Среди некоторых из нас существует абсурдная тенденция предполагать, что писатель обязательно является великим писателем, потому что он дерзок в своём обращении с сексом. Это такая же гротескная иллюзия, как и противоположная: что великий писатель должен быть идеалистичным и возвышающим. Нет ни малейшей причины, почему он должен заниматься сексом; если он предпочитает — как, например, Чарльз Диккенс — иметь дело с другими аспектами жизни. С другой стороны, нет ни малейшей причины, почему он должен быть «возвышающим». Пусть он будет художником — художником — вот что важно! Все эти вопросы, касающиеся «тем», утомительны и совершенно пустяковы.

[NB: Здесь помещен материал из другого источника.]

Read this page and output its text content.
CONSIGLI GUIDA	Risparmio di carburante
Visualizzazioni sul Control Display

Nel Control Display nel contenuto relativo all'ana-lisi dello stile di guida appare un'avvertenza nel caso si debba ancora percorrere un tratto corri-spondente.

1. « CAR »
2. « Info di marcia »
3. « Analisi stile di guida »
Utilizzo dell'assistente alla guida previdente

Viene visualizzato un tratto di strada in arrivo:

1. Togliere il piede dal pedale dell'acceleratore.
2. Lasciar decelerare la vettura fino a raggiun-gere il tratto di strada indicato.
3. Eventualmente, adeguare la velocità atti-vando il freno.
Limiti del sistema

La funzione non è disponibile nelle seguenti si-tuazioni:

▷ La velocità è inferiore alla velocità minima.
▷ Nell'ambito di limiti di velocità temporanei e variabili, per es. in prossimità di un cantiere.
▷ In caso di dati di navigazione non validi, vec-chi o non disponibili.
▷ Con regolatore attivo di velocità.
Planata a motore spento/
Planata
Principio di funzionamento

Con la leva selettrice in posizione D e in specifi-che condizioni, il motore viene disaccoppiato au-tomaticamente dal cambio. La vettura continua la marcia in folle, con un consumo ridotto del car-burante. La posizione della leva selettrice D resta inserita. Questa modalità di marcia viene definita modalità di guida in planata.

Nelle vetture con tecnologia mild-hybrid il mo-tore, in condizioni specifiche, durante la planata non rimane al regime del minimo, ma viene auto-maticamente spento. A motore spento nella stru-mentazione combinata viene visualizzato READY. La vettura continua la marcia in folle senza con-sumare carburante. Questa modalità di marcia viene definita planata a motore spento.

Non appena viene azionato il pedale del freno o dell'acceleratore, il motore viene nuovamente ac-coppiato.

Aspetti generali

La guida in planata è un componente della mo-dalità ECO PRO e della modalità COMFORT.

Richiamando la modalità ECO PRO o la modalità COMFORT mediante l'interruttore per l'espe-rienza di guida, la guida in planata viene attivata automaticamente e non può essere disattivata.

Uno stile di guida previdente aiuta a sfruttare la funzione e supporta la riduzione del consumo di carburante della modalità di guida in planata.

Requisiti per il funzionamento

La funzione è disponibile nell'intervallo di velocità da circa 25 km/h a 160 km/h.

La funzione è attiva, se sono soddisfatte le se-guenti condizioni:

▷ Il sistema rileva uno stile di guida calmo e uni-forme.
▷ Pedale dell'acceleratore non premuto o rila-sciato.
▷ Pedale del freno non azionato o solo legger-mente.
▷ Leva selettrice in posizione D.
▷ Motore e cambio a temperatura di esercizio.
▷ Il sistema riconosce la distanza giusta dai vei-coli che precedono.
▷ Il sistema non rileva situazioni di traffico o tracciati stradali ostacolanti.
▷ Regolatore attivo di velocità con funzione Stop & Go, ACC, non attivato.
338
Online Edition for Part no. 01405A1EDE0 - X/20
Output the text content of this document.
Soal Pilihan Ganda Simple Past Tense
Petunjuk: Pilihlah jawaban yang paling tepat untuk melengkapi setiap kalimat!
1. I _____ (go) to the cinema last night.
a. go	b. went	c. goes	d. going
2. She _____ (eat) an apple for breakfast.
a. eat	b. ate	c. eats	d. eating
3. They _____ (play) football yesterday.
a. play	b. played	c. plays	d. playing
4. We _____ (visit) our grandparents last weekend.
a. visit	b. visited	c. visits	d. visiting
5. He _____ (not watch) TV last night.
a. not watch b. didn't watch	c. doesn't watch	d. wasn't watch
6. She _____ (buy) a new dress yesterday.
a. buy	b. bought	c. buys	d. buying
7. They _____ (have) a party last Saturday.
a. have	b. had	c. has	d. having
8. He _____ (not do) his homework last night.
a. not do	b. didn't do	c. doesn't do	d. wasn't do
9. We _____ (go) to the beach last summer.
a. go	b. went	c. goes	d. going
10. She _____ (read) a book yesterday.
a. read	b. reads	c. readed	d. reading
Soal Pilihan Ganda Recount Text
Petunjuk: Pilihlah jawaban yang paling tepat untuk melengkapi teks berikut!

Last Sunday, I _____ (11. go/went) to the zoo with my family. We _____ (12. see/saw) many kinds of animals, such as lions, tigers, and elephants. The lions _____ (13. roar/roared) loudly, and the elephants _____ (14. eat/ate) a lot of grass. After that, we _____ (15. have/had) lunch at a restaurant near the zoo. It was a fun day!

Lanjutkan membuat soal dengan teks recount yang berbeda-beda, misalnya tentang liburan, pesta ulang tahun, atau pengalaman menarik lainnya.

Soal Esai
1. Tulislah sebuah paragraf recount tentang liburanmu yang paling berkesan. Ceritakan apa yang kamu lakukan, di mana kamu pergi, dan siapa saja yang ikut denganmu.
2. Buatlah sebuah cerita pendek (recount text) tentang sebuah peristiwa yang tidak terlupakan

В «Гении» Теодор Драйзер создал очень любопытное и очень оригинальное произведение. Делая это, он в очередной раз дал понять, насколько качество его собственного гения интереснее, чем у любого другого американского романиста нынешней эпохи.

«Гений» — это эпическое произведение. Оно обладает скорее эпическим, чем драматическим качеством; оно обладает скорее эпическим, чем мистическим или символическим качеством. И, строго говоря, романы Драйзера, особенно поздние, — единственные романы в Америке, единственные романы, по правде говоря, в Англии или Америке, которые обладают этим качеством. Вполне правильно, в соответствии с эпическим складом ума, с эпическим качеством в искусстве, это сведение более чисто человеческих эпизодов к пропорциональной незначительности по сравнению с общим напором и объёмом потока жизни. Полностью соответствует эпическому качеству то, что здесь нет надуманной психологии, нет трепетных зависаний на грани неизвестного.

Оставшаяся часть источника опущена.